Réflexions préliminaires des vrais principes politiques/Des Bons et des Mauvais Gouvernans

IV.

Des Bons et des Mauvais Gouvernans.


Les caractères des bons et des mauvais magistrats, ou des bons et des mauvais gouvernans, peuvent ainsi se définir :

Le bon magistrat recherche le bonheur du peuple commis à ses soins, pour remplir la fin de son institution. Connaissant qu’elle se trouve dans l’exécution de la justice et de la vertu, il s’efforce de les implanter et de les propager pour le bien public. Il sait qu’il ne peut avoir de sûreté là manque la force, que la force ne peut subsister sans union, l’union sans la justice, et la justice où manque la religion, et qu’il est de son devoir d’inculquer ces vérités sans cesse, autant par les préceptes que par l’exemple.

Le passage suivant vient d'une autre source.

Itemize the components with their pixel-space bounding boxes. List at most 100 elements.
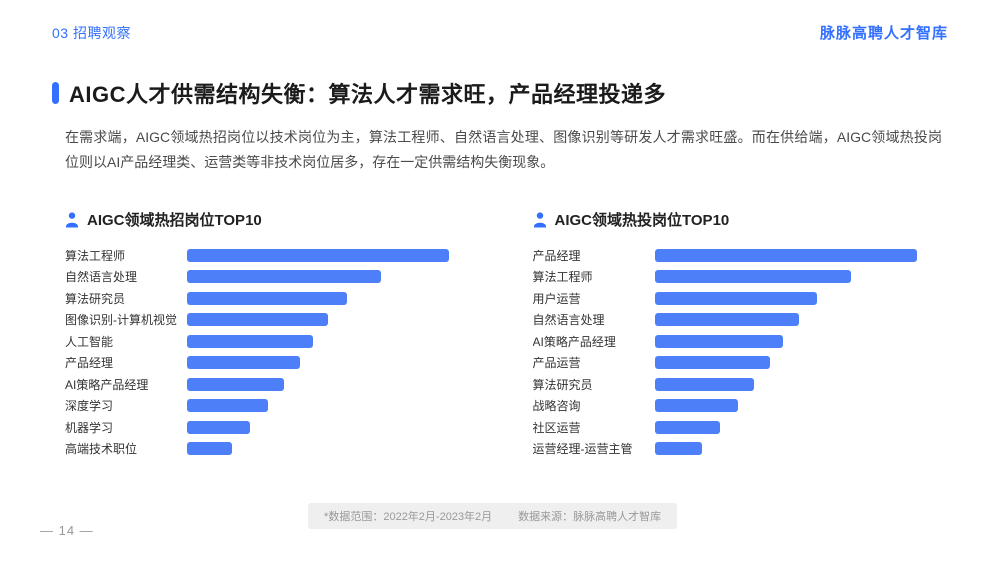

En conduisant le peuple dans le chemin de la vertu, il accroît sa force et sa gloire ; et le peuple satisfait est toujours prêt à repousser, avec unité et énergie, l’invasion étrangère ou l’agitation intérieure.

Le mauvais magistrat cherche des fins opposées au bonheur du peuple, aussi prend-il des voies contraires. Quand un magistrat pense qu’il n’est pas fait pour la nation, mais la nation pour lui ; qu’il gouverne, non pour elle, mais pour lui-même ; qu’elle n’est que pour accroître sa gloire et fournir à ses jouissances, il s’occupe, non de ce qu’il doit faire pour elle, mais de ce qu’il peut en tirer : par ce moyen, il établit un intérêt personnel de profit, de plaisir et de pompe, opposé à l’intérêt public pour lequel il a été fait ce qu’il est. Ces fins contraires aux intérêts nationaux, divisent la nation en plusieurs parties ; l’esprit public s’éteint par la corruption, chacun, à l’instar du gouvernement, ne pense qu’à satisfaire son intérêt particulier ; delà naît la faiblesse, résultat de la division, des intérêts individuels froissés ; s’élèvent d’irréconciliables inimitiés. Lorsque des difficultés domestiques ou extérieures surviennent, le magistrat se trouve sans l’assistance de la nation, dont la plus grande partie est opprimée par lui et par ses créatures ; et les intérêts généraux étant séparés de ceux du magistrat, alors le peuple mécontent le défend sans bonne volonté ni courage contre une invasion étrangère ; et lorsqu’il est attaqué par une partie de la nation, les parties divisées s’unissent souvent pour renverser l’oppresseur.